I sit dead center in the front row of Seminar Room B, laptop open, back straight, every neuron sharpened to a blade. I told myself I’d sit in the second row, fade into the sea of neurotic overachievers. Then his name went up on the course schedule and my spine did this stupid thing where it locked and refused to bend.
Never again, I’d promised myself, standing in that conference hallway two years ago with my printed slides shaking in my hands.
Never again will he see me small.
The door at the back of the room opens on a gust of hallway noise. Conversations stutter, then reform around a new center of gravity.
He’s broader than I remember.
Black button-down, sleeves rolled to just below the elbow, dark grey trousers, no tie. The overhead fluorescents catch in the faint silver beginning at his temples, like the universe decided that of course his hair needed highlights of gravitas. He carries a stack of folders under one arm, a MacBook under the other, moves like he’s counting his own footsteps.
He doesn’t look at me. Of course he doesn’t. The great Declan Rowan doesn’t have to lower himself to acknowledge the girl whose paper he once eviscerated so thoroughly that three people in the audience gasped aloud.
Instead, he crosses to the podium, sets things down in neat, economical motions. The room hushes, that particular reverent silence people reserve for those whose citation counts they’ve memorized.
“Welcome to Computational Linguistics 702,” he says without preamble, voice low and even and unmistakable. “If you’re in the wrong room, you’ll figure it out in about five minutes and wish you’d left sooner.”

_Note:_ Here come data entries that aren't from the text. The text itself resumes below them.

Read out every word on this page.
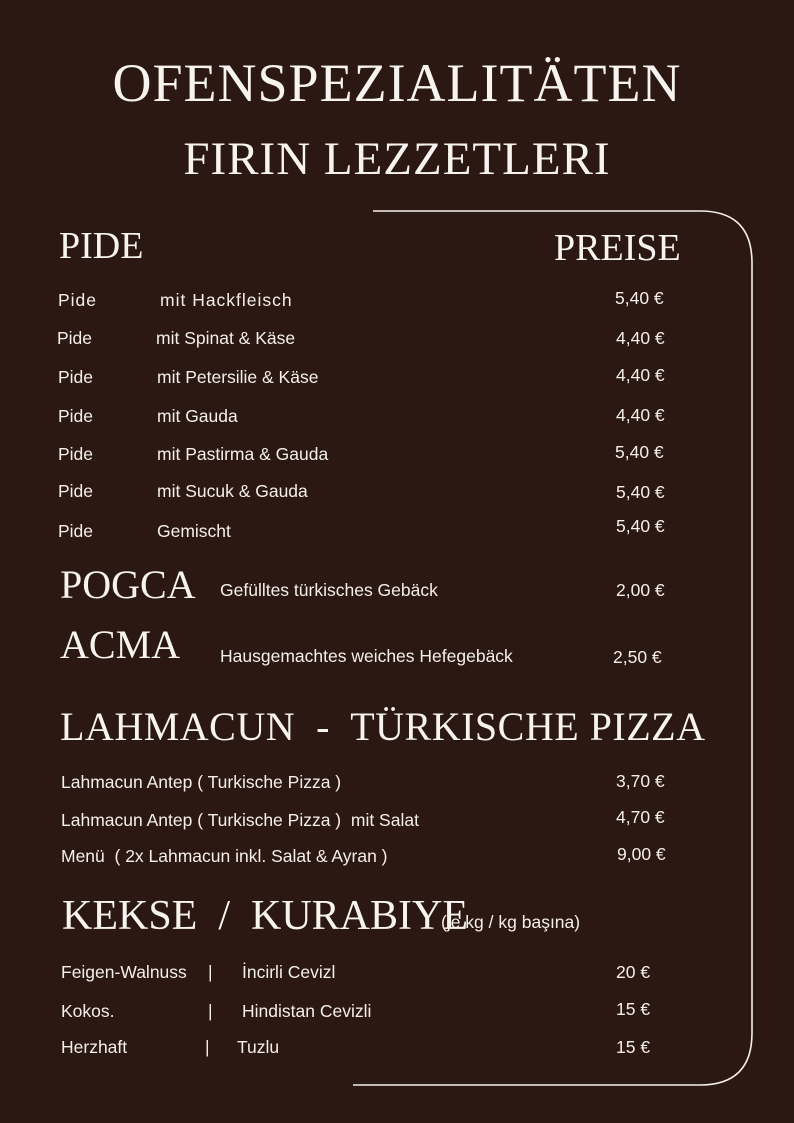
OFENSPEZIALITÄTEN
FIRIN LEZZETLERI
PIDE	PREISE
Pide	mit Hackfleisch	5,40 €
Pide	mit Spinat & Käse	4,40 €
Pide	mit Petersilie & Käse	4,40 €
Pide	mit Gauda	4,40 €
Pide	mit Pastirma & Gauda	5,40 €
Pide	mit Sucuk & Gauda	5,40 €
Pide	Gemischt	5,40 €
POGCA Gefülltes türkisches Gebäck	2,00 €
ACMA Hausgemachtes weiches Hefegebäck	2,50 €
LAHMACUN  -  TÜRKISCHE PIZZA
Lahmacun Antep ( Turkische Pizza )	3,70 €
Lahmacun Antep ( Turkische Pizza )  mit Salat	4,70 €
Menü  ( 2x Lahmacun inkl. Salat & Ayran )	9,00 €
KEKSE  /  KURABIYE
(je kg / kg başına)
Feigen-Walnuss | İncirli Cevizl	20 €
Kokos.	| Hindistan Cevizli	15 €
Herzhaft	| Tuzlu	15 €
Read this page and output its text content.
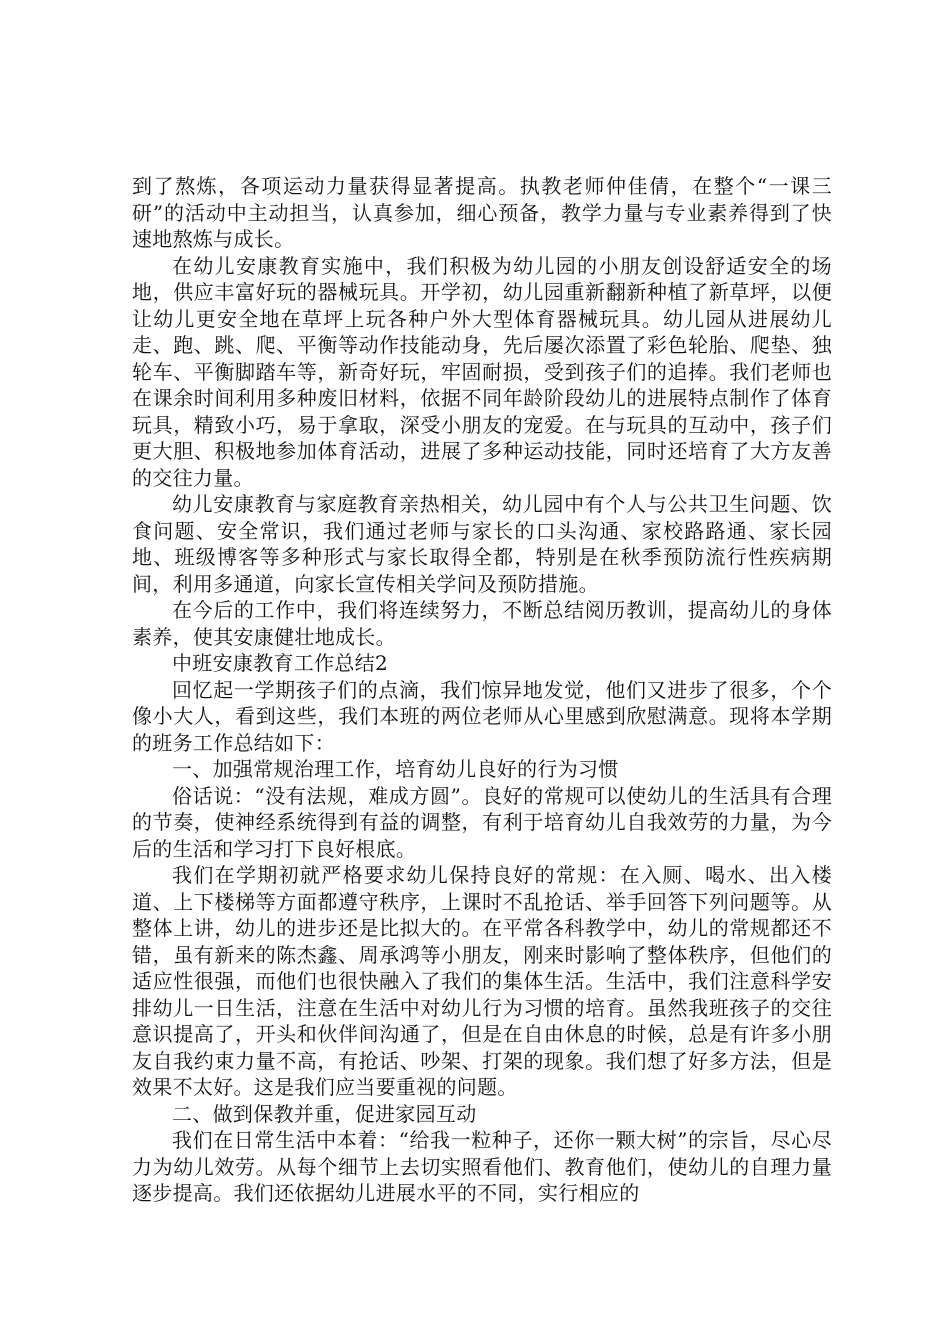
到了熬炼，各项运动力量获得显著提高。执教老师仲佳倩，在整个“一课三研”的活动中主动担当，认真参加，细心预备，教学力量与专业素养得到了快速地熬炼与成长。

在幼儿安康教育实施中，我们积极为幼儿园的小朋友创设舒适安全的场地，供应丰富好玩的器械玩具。开学初，幼儿园重新翻新种植了新草坪，以便让幼儿更安全地在草坪上玩各种户外大型体育器械玩具。幼儿园从进展幼儿走、跑、跳、爬、平衡等动作技能动身，先后屡次添置了彩色轮胎、爬垫、独轮车、平衡脚踏车等，新奇好玩，牢固耐损，受到孩子们的追捧。我们老师也在课余时间利用多种废旧材料，依据不同年龄阶段幼儿的进展特点制作了体育玩具，精致小巧，易于拿取，深受小朋友的宠爱。在与玩具的互动中，孩子们更大胆、积极地参加体育活动，进展了多种运动技能，同时还培育了大方友善的交往力量。

幼儿安康教育与家庭教育亲热相关，幼儿园中有个人与公共卫生问题、饮食问题、安全常识，我们通过老师与家长的口头沟通、家校路路通、家长园地、班级博客等多种形式与家长取得全都，特别是在秋季预防流行性疾病期间，利用多通道，向家长宣传相关学问及预防措施。

在今后的工作中，我们将连续努力，不断总结阅历教训，提高幼儿的身体素养，使其安康健壮地成长。

中班安康教育工作总结2

回忆起一学期孩子们的点滴，我们惊异地发觉，他们又进步了很多，个个像小大人，看到这些，我们本班的两位老师从心里感到欣慰满意。现将本学期的班务工作总结如下：

一、加强常规治理工作，培育幼儿良好的行为习惯

俗话说：“没有法规，难成方圆”。良好的常规可以使幼儿的生活具有合理的节奏，使神经系统得到有益的调整，有利于培育幼儿自我效劳的力量，为今后的生活和学习打下良好根底。

我们在学期初就严格要求幼儿保持良好的常规：在入厕、喝水、出入楼道、上下楼梯等方面都遵守秩序，上课时不乱抢话、举手回答下列问题等。从整体上讲，幼儿的进步还是比拟大的。在平常各科教学中，幼儿的常规都还不错，虽有新来的陈杰鑫、周承鸿等小朋友，刚来时影响了整体秩序，但他们的适应性很强，而他们也很快融入了我们的集体生活。生活中，我们注意科学安排幼儿一日生活，注意在生活中对幼儿行为习惯的培育。虽然我班孩子的交往意识提高了，开头和伙伴间沟通了，但是在自由休息的时候，总是有许多小朋友自我约束力量不高，有抢话、吵架、打架的现象。我们想了好多方法，但是效果不太好。这是我们应当要重视的问题。

二、做到保教并重，促进家园互动

我们在日常生活中本着：“给我一粒种子，还你一颗大树”的宗旨，尽心尽力为幼儿效劳。从每个细节上去切实照看他们、教育他们，使幼儿的自理力量逐步提高。我们还依据幼儿进展水平的不同，实行相应的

A ripple of nervous laughter. I don’t join it. My fingers lie flat on the keyboard, motionless. My chest feels tight in a way that has nothing to do with my too-heavy backpack.
He scans the room—left, right, back. When his eyes pass over me they snag for half a second that stretches itself out, elastic and mean. I watch recognition click, sharpen, then disappear behind something cooler.
“Attendance in this seminar is capped,” he continues. “You’re not here to be spoon-fed. You’re here because, in theory, you can already choke down the basics on your own time.”
Dry, a little cruel. The room eats it up.
I swallow and make my first decision of the semester: I am not going to flinch.
He opens his laptop. The projector wakes in a wash of fan noise and blue light. A title slide appears: PROBABILISTIC MODELS OF MEANING.
Beneath it, in smaller text: Rowan Lab Orientation Session.
That part feels like a punch.
So this is how I meet him as my supervisor. No handshake. No welcome meeting. Just a line of text on a slide and the weightless drop of my stomach.
“If you’ve made it into this room,” he says, “you’ve either been accepted into the Rowan Lab, are on the waiting list, or have wandered in here by sheer force of misdirected confidence.”
More laughter. I hear a whisper to my left.
“That’s him? He’s…younger than I thought.”